If transparent proxy isn’t set up, you’ll have to add the listener explicitly as an outbound to your Dataplane objects if you want to access it:

  ...
  outbound
  - port: 8080
    tags:
      kuma.io/service: cross-mesh-gateway
      kuma.io/mesh: default

Limitations

Cross-mesh functionality isn’t supported across zones at the moment but will be in a future release.

The only protocol supported is HTTP. Like service to service traffic, all traffic to the gateway is protected with mTLS but appears to be HTTP traffic to the applications inside the mesh. In the future, this limitation may be relaxed.

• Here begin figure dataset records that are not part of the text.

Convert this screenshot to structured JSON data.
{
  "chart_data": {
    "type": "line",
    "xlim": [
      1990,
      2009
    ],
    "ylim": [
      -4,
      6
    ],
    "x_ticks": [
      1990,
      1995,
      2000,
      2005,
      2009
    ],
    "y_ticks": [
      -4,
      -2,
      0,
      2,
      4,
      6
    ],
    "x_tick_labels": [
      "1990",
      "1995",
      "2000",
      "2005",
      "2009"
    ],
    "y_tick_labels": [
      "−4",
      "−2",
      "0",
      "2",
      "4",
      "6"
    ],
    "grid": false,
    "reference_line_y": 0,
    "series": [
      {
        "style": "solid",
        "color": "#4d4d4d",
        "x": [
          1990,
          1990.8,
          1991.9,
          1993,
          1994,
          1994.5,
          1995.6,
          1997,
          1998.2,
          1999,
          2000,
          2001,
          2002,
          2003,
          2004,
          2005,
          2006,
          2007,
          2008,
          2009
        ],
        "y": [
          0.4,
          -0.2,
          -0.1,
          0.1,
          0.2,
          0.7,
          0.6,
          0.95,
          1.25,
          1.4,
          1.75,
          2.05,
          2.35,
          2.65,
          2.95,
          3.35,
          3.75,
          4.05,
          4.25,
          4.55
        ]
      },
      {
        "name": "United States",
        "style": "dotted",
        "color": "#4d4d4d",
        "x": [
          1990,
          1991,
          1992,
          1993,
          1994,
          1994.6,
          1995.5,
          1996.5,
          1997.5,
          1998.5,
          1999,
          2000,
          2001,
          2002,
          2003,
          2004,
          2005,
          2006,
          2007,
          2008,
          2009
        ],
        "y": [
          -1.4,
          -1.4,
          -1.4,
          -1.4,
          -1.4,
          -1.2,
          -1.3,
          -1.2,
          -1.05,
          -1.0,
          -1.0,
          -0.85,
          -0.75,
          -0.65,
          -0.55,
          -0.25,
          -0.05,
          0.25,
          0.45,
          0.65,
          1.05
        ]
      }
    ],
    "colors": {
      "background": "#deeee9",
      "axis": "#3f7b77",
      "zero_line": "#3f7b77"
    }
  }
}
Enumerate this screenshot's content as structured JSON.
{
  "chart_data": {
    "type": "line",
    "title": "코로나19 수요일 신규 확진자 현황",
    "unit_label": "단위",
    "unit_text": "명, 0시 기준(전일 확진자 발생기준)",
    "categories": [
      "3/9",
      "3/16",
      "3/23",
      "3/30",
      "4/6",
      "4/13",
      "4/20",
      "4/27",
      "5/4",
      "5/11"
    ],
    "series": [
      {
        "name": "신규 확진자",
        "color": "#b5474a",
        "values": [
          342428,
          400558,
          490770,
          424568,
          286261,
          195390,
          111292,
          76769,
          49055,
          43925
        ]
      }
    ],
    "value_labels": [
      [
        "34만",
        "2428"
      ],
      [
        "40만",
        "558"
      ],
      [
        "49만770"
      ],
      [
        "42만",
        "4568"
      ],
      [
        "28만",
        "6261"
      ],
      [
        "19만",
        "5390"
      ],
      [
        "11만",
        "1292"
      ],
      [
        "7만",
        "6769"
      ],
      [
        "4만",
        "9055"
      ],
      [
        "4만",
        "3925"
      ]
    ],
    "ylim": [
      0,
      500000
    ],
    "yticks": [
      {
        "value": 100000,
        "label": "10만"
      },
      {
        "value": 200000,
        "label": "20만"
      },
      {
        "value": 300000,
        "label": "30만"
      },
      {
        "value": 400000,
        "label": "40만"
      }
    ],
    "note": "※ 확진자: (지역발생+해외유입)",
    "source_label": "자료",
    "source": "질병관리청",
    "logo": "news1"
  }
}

There can be only one entry in selectors for a MeshGateway with crossMesh: true.

Policy support

Not all Kuma policies are applicable to Kuma Gateway (see table below). Kuma connection policies are selected by matching the source and destination expressions against sets of Kuma tags. In the case of Kuma Gateway the source selector is always matched against the Gateway listener tags, and the destination expression is matched against the backend destination tags configured on a Gateway Route.

When a Gateway Route forwards traffic, it may weight the traffic across multiple services. In this case, matching the destination for a connection policy becomes ambiguous. Although the traffic is proxied to more than one distinct service, Kuma can only configure the route with one connection policy. In this case, Kuma employs some simple heuristics to choose the policy. If all the backend destinations refer to the same service, Kuma will choose the oldest connection policy that has a matching destination service. However, if the backend destinations refer to different services, Kuma will prefer a connection policy with a wildcard destination (i.e. where the destination service is *).

Kuma may select different connection policies of the same type depending on the context. For example, when Kuma configures an Envoy route, there may be multiple candidate policies (due to the traffic splitting across destination services), but when Kuma configures an Envoy cluster there is usually only a single candidate (because clusters are defined to be a single service). This can result in situations where different policies (of the same type) are used for different parts of the Envoy configuration.

Policy GatewaySupport
Circuit Breaker Full
External Services Full
Fault Injection Full
Health Check Full
Proxy Template Full
Rate Limits Full
Retries Full
Traffic Permissions Full
Traffic Routes None
Traffic Log Partial
Timeouts Full
VirtualOutbounds None

You can find in each policy’s dedicated information with regard to builtin gateway support.